Hurd noted that the secularism, or the foreign policy of non-religion, has been replaced by “Tony Blair’s two faces of fate,” or the philosophy that “good” religion should be restored to international affairs and “bad” religion should be reformed or eradicated. This creates the debate of who decides whether a religion is “good” or “bad”. The entity in question would be the State Department, or specifically, the aforementioned Office of Religious Freedom and State.

“And what exactly do these people [in the State Department] think they’re doing?” said Hurd to laughter before talking about how the involvement of the United States leads to the silencing of dissenting voices and the uplifting of smaller factions of pro -U.S. voices.

Hurd dismissed the last misconception, that religious affiliation predicts political behavior, as a colonial thought, explaining that the concept that European powers could interact with a unified “Muslim world,” when no such thing existed, is “utterly asinine.
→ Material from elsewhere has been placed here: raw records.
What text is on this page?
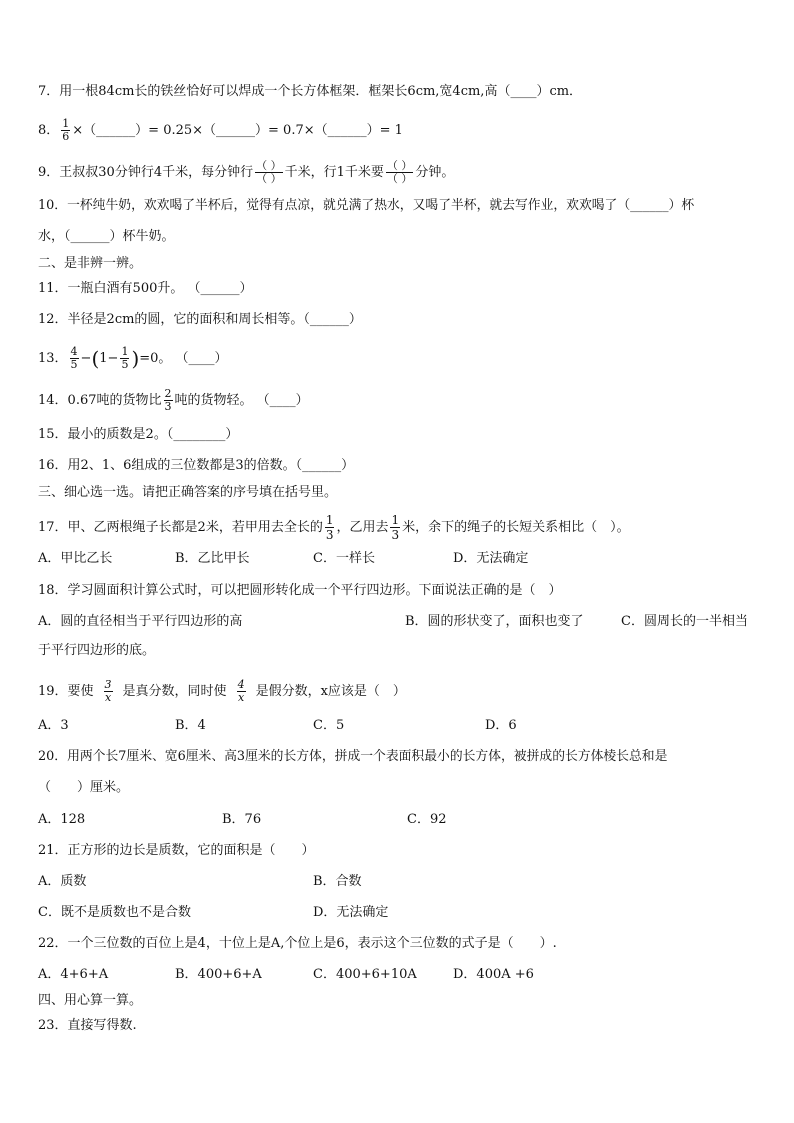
7．用一根84cm长的铁丝恰好可以焊成一个长方体框架．框架长6cm,宽4cm,高（____）cm．
8． $\frac{1}{6}$ ×（______）= 0.25×（______）= 0.7×（______）= 1
9．王叔叔30分钟行4千米，每分钟行 $\frac{( )}{( )}$ 千米，行1千米要 $\frac{( )}{( )}$ 分钟。
10．一杯纯牛奶，欢欢喝了半杯后，觉得有点凉，就兑满了热水，又喝了半杯，就去写作业，欢欢喝了（______）杯
水，（______）杯牛奶。
二、是非辨一辨。
11．一瓶白酒有500升。 （______）
12．半径是2cm的圆，它的面积和周长相等。（______）
13． $\frac{4}{5} -(1- \frac{1}{5} )=0$。 （____）
14．0.67吨的货物比 $\frac{2}{3}$ 吨的货物轻。 （____）
15．最小的质数是2。（________）
16．用2、1、6组成的三位数都是3的倍数。（______）
三、细心选一选。请把正确答案的序号填在括号里。
17．甲、乙两根绳子长都是2米，若甲用去全长的 $\frac{1}{3}$ ，乙用去 $\frac{1}{3}$ 米，余下的绳子的长短关系相比（　）。
A．甲比乙长	B．乙比甲长	C．一样长	D．无法确定
18．学习圆面积计算公式时，可以把圆形转化成一个平行四边形。下面说法正确的是（　）
A．圆的直径相当于平行四边形的高	B．圆的形状变了，面积也变了	C．圆周长的一半相当
于平行四边形的底。
19．要使 $\frac{3}{x}$ 是真分数，同时使 $\frac{4}{x}$ 是假分数，x应该是（　）
A．3	B．4	C．5	D．6
20．用两个长7厘米、宽6厘米、高3厘米的长方体，拼成一个表面积最小的长方体，被拼成的长方体棱长总和是
（　　）厘米。
A．128	B．76	C．92
21．正方形的边长是质数，它的面积是（　　）
A．质数	B．合数
C．既不是质数也不是合数	D．无法确定
22．一个三位数的百位上是4，十位上是A,个位上是6，表示这个三位数的式子是（　　）.
A．4+6+A	B．400+6+A	C．400+6+10A	D．400A +6
四、用心算一算。
23．直接写得数.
All of these misconceptions and the U.S. meddling result in the politicization of religion, which Hurd claimed to be the true cause of the conflict that was often blamed on religion.

To Hurd, religion cannot be detached from local policies and cultures. She subsequently argued that religion does not directly cause violence and cannot be used to prevent violence.

“People want to make religious freedom better, but it is not possible because you cannot define religion, what is and is not a religion. When you define, you exclude.”